Published by Simon & Schuster,
July 2013.
ISBN: 978-1-47111-124-2

What is harder for a writer than producing a debut novel which dances and sparkles its way into a publisher’s consciousness, and thence on to readers’ bookshelves via a string of enthusiastic reviews? The debut is hard enough – but a lot of authors would say writing a second novel which achieves the same level of success is even more difficult. Penny Hancock’s creepy debut Tideline won a lot of plaudits. The question was, could she do it again? She not only could; she has. In The Darkening Hour she tackles totally different themes, explores a whole new set of issues via completely disparate characters, makes an important political point without seeming to preach – and if possible, held me even more firmly gripped than the first time, by the tension and creeping menace with which she imbues a middle-class household which on the surface appears quite normal.  

The narrative alternates between radio presenter Theodora, juggling a demanding and insecure job, an indolent son and a geriatric father, and Mona, the woman from a desperately poor north African background whom she employs to care for her father and help in the house.
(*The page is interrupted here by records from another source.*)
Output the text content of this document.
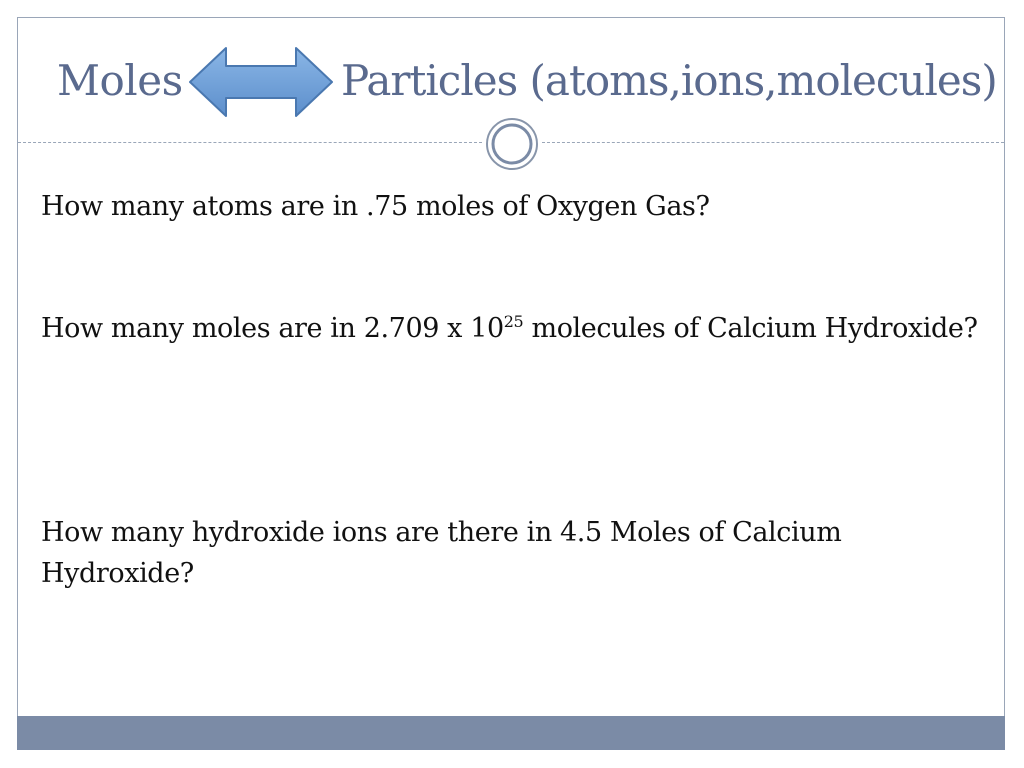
Moles	Particles (atoms,ions,molecules)
How many atoms are in .75 moles of Oxygen Gas?
How many moles are in 2.709 x $10^{25}$ molecules of Calcium Hydroxide?
How many hydroxide ions are there in 4.5 Moles of Calcium Hydroxide?
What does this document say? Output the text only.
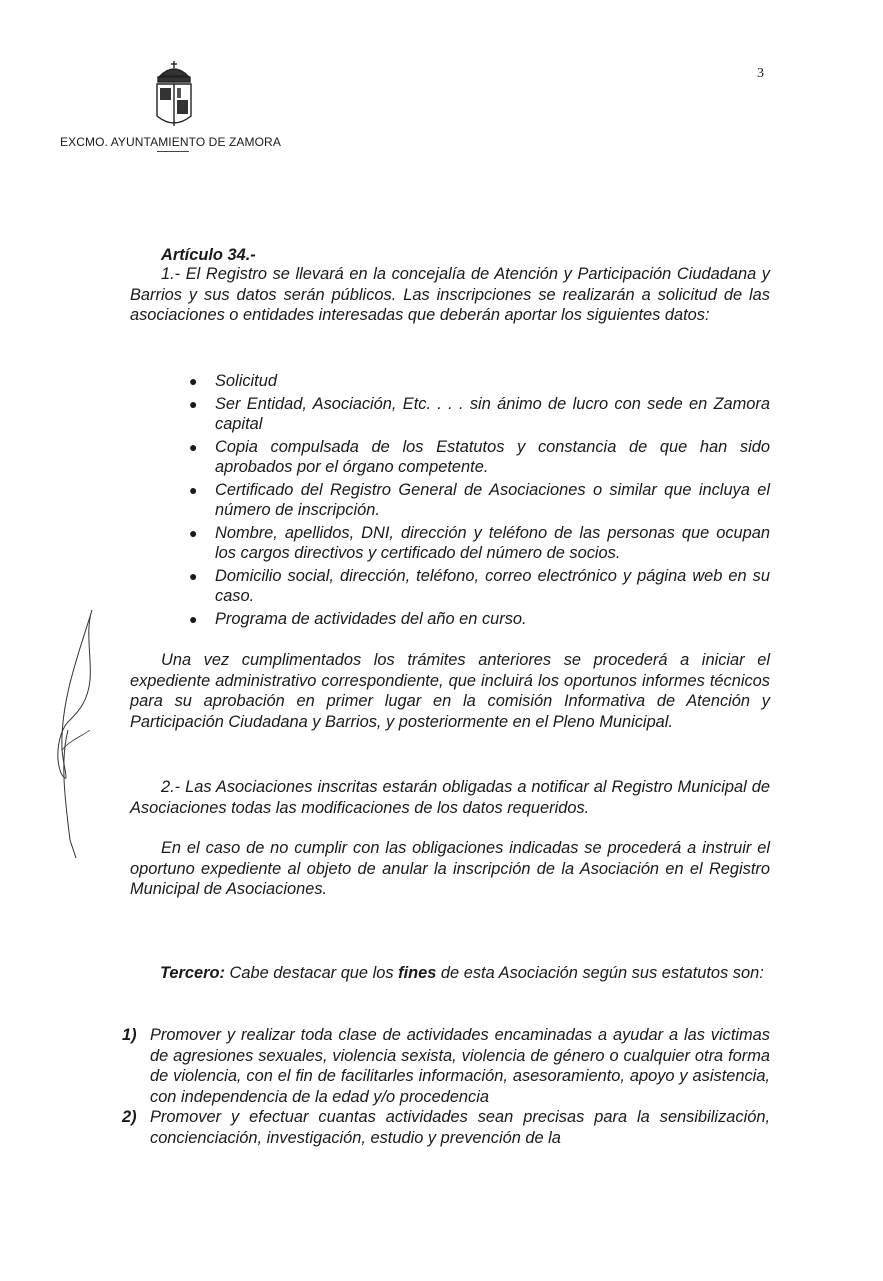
EXCMO. AYUNTAMIENTO DE ZAMORA
3
Artículo 34.-
1.- El Registro se llevará en la concejalía de Atención y Participación Ciudadana y Barrios y sus datos serán públicos. Las inscripciones se realizarán a solicitud de las asociaciones o entidades interesadas que deberán aportar los siguientes datos:
● Solicitud
● Ser Entidad, Asociación, Etc. . . . sin ánimo de lucro con sede en Zamora capital
● Copia compulsada de los Estatutos y constancia de que han sido aprobados por el órgano competente.
● Certificado del Registro General de Asociaciones o similar que incluya el número de inscripción.
● Nombre, apellidos, DNI, dirección y teléfono de las personas que ocupan los cargos directivos y certificado del número de socios.
● Domicilio social, dirección, teléfono, correo electrónico y página web en su caso.
● Programa de actividades del año en curso.
Una vez cumplimentados los trámites anteriores se procederá a iniciar el expediente administrativo correspondiente, que incluirá los oportunos informes técnicos para su aprobación en primer lugar en la comisión Informativa de Atención y Participación Ciudadana y Barrios, y posteriormente en el Pleno Municipal.
2.- Las Asociaciones inscritas estarán obligadas a notificar al Registro Municipal de Asociaciones todas las modificaciones de los datos requeridos.
En el caso de no cumplir con las obligaciones indicadas se procederá a instruir el oportuno expediente al objeto de anular la inscripción de la Asociación en el Registro Municipal de Asociaciones.
Tercero: Cabe destacar que los fines de esta Asociación según sus estatutos son:
1) Promover y realizar toda clase de actividades encaminadas a ayudar a las victimas de agresiones sexuales, violencia sexista, violencia de género o cualquier otra forma de violencia, con el fin de facilitarles información, asesoramiento, apoyo y asistencia, con independencia de la edad y/o procedencia
2) Promover y efectuar cuantas actividades sean precisas para la sensibilización, concienciación, investigación, estudio y prevención de la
Secrets and agendas abound, and the relationship between the two women becomes increasingly fraught as Theodora’s demands multiply and Mona begins to learn her secrets and exact small, subtle forms of revenge.

First-person narration from both protagonists helps Hancock to get under their skins and inside their heads, and despite the frequent switches from one to the other there’s never a moment’s confusion about who is telling the story. Supporting and minor characters, too, have a clarity and roundedness which many novelists with a far longer track record struggle to achieve.

Hancock’s sense of place and talent for creating a living, breathing backcloth to the story plays a key role, and as in Tideline, the river Thames contributes to the rich, evocative atmosphere and has its own part to play.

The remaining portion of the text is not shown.